SISTEM TANAM PAKSA
Sistem Tanam Paksa terjadi
antara kisaran tahun 1830 sampai dengan 1870 Masehi. Pada tahun 1830, Belanda
mengalami kesulitan keuangan yang disebabkan oleh perang Dipenogoro
(1825-1830), disusul kemudian dengan Perang Belgia (1830-1831). Untuk mengatasi
kesulitan ini, biaya operasional negeri Belanda beserta program kolonialismenya
kemudian dibebankan di atas pundak masyarakat Indonesia oleh Gubernur Jenderal
van den Bosch melalui sistem cultuurstetsel
(Tanam Paksa). Ia memastikan bahwa untuk memperoleh keuntungan harus diterapkan
kembali penyerahan paksa yang telah dipraktikan VOC. Namun, bukan dalam bentuk
uang nelainkan berupa tenaga kerja
untuk menanam tanaman yang laris di pasaran Eropa, seperti kopi, teh, tebu,
indigo dan nila.
Pada tanggal 17 Januari 1832,
van den Bosch diangkat sebagai Komisaris Jenderal sehingga kekuasaanya semakin
besar dan tiada oposisi baginya dalam menjalankan sistem Tanam Paksa.
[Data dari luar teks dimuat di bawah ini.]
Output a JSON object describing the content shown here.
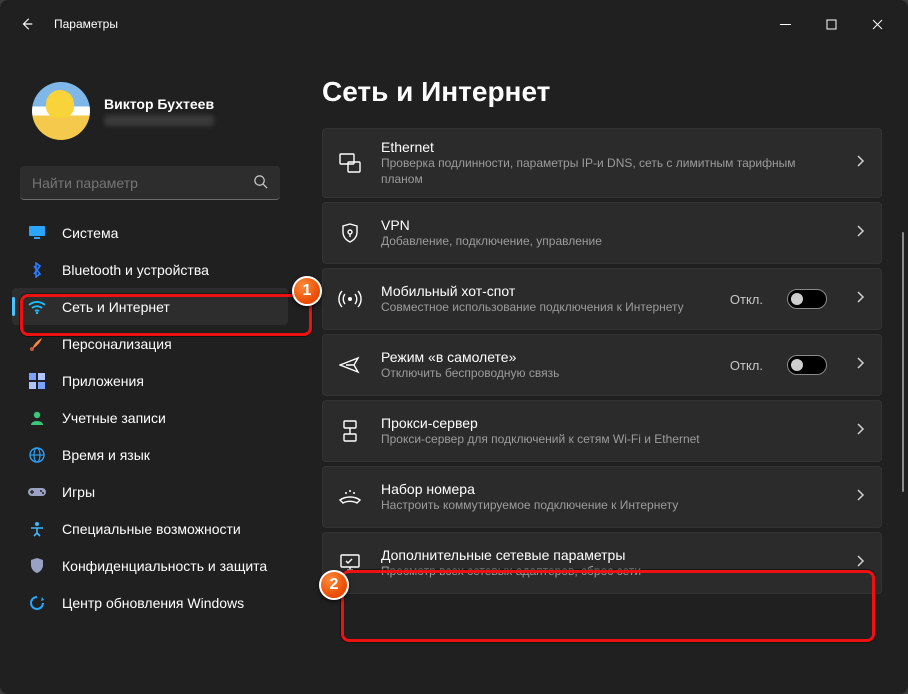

Dasar-dasar Tanam Paksa pun di undang-undangkan empat tahun kemudian dalam Staatblad No. 2 tahun 1834. Ketentuan pokoknya adalah sebagai berikut :
- Penyerahan sebagian tanah oleh penduduk untuk ditanami tanaman perdagangan yang laku di pasaran Eropa melalui perjanjian.
- Tanah yang harus diserahkan seluas seperlima dari jumlah tanah pertanian satu desa.
- Pekerjaan tersebut tidak boleh melebihi pekerjaan untuk menanam padi.
- Tanah yang dipergunakan bagi tanaman perdagangan dibebaskan dari pajak.
- Apabila harga tanaman perdagangan lebih besar dari pajak, kelebihannya akan diserahkan kepada penduduk.
- Kerugian yang bukan karena kesalahan petani akan ditanggung pemerintah.
- Rakyat yang tidak memiliki tanah pertanian harus menggantinya dengan bekerja di perkebunan milik pemerintah selama 66 hari atau seperlima tahun.